When the new Facebook Questions launched in March, the assumption was that individuals would mostly use the new tool, for things like restaurant recommendations and favorite movies – two examples given on the social media giant’s site.
However, communicators, public relations professionals and marketers are taking the lead in putting Facebook’s new polling feature to the test, using Questions as a fast and inexpensive market research tool.
Page owners can access Questions by logging into their page and then heading to the Questions page to enable the feature.
Snapshot In Time
Because Facebook Questions is so easy to implement, it’s a boon for small businesses who can’t afford in-depth market research.
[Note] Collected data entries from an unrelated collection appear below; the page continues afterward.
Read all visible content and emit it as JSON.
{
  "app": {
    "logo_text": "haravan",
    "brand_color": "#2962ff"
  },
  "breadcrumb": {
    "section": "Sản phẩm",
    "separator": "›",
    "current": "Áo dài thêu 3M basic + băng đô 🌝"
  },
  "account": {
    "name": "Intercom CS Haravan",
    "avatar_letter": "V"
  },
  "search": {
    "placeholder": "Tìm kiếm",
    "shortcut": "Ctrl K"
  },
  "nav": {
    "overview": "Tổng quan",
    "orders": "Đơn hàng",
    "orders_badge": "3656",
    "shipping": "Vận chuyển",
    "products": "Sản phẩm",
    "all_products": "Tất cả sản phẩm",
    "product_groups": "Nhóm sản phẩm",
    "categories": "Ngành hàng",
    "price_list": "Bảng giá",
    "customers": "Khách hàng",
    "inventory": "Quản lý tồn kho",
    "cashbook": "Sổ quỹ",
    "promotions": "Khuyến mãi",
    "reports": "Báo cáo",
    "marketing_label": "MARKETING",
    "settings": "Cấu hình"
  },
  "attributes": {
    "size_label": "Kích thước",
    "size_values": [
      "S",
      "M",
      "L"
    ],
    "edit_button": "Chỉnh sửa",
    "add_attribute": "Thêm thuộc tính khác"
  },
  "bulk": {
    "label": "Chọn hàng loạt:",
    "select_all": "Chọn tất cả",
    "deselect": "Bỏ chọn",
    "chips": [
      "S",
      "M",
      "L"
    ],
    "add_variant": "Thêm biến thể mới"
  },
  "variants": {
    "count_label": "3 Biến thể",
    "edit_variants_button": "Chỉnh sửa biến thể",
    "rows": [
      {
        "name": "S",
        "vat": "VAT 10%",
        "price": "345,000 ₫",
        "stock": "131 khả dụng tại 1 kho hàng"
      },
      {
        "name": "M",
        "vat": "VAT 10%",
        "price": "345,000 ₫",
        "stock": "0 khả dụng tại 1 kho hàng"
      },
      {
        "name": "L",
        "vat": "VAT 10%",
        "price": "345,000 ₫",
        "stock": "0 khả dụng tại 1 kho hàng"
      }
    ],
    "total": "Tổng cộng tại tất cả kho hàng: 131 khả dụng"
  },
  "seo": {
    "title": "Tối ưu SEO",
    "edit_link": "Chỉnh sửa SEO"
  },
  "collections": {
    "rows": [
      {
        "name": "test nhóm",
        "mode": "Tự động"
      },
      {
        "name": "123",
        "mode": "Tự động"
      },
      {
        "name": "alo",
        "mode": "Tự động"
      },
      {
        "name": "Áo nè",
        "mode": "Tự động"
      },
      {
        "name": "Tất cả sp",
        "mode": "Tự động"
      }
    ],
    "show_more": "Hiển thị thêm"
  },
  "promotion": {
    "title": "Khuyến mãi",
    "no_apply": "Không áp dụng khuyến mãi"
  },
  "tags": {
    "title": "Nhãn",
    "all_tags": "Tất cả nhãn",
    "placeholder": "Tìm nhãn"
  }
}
Questions offers a quick and easy way to get fans responding by using multiple choice questions as opposed to fill-in-the-blank.
Many small businesses have used the Questions feature to simply take the temperature of their fans. Some examples:
- A sports bar wants a sense of which game to feature on TV that night
- Which ice cream flavor should be featured that week at the local ice cream parlor
- A music station wants to know the hottest song of the week
Like any good marketing tool, Questions can help customers feel engaged, and there’s an added boost to the customer base when they see the impact of how they answered by seeing their favorite ice cream on display.
Or, if a brand doesn’t act on the fan recommendations, Questions has a comment feature where voters can weigh in.
An added benefit for businesses is the ability to conduct research using Questions in the relative safety of the Facebook platform, among the fan base for their page. That’s an advantage for fans as well, since they can immediately gauge how other fans feel based on the vote tally (and see how different or alike their views are).
Questions also allows users to add more answers to the multiple-choice answers. This added flexibility really will allow businesses to learn from their consumers, if they know the right questions to ask.
Businesses can also use Questions to build a contact database as long as they follow the cardinal rule of social media: Don’t cross the line into spam.
Watch out for questions about “which products do you like best” and keep it more straightforward. Based on the number of responses, an organization can reach out to individual responders to follow-up with the appropriate contact or message.
Perhaps the best part of the Questions feature is how quickly a question can spread to a potential audience of 500 million social media users. If a user answers a question or leaves a comment on one, that question then goes on his or her wall for that person’s friends to see. Users don’t have to agree to any application permissions to answer a question.
The key, though, is to know what to ask and how keep it simple. Sometimes a “yes or no” response is just as effective (i.e. “Coke or Pepsi?”)
The beauty of Questions is the ability to create an ongoing, dynamic dialogue with consumers and fans. In the future, look for new widgets that would enable businesses to add this feature to their website or embed a comment wall that displays ongoing responses and comments to poll questions.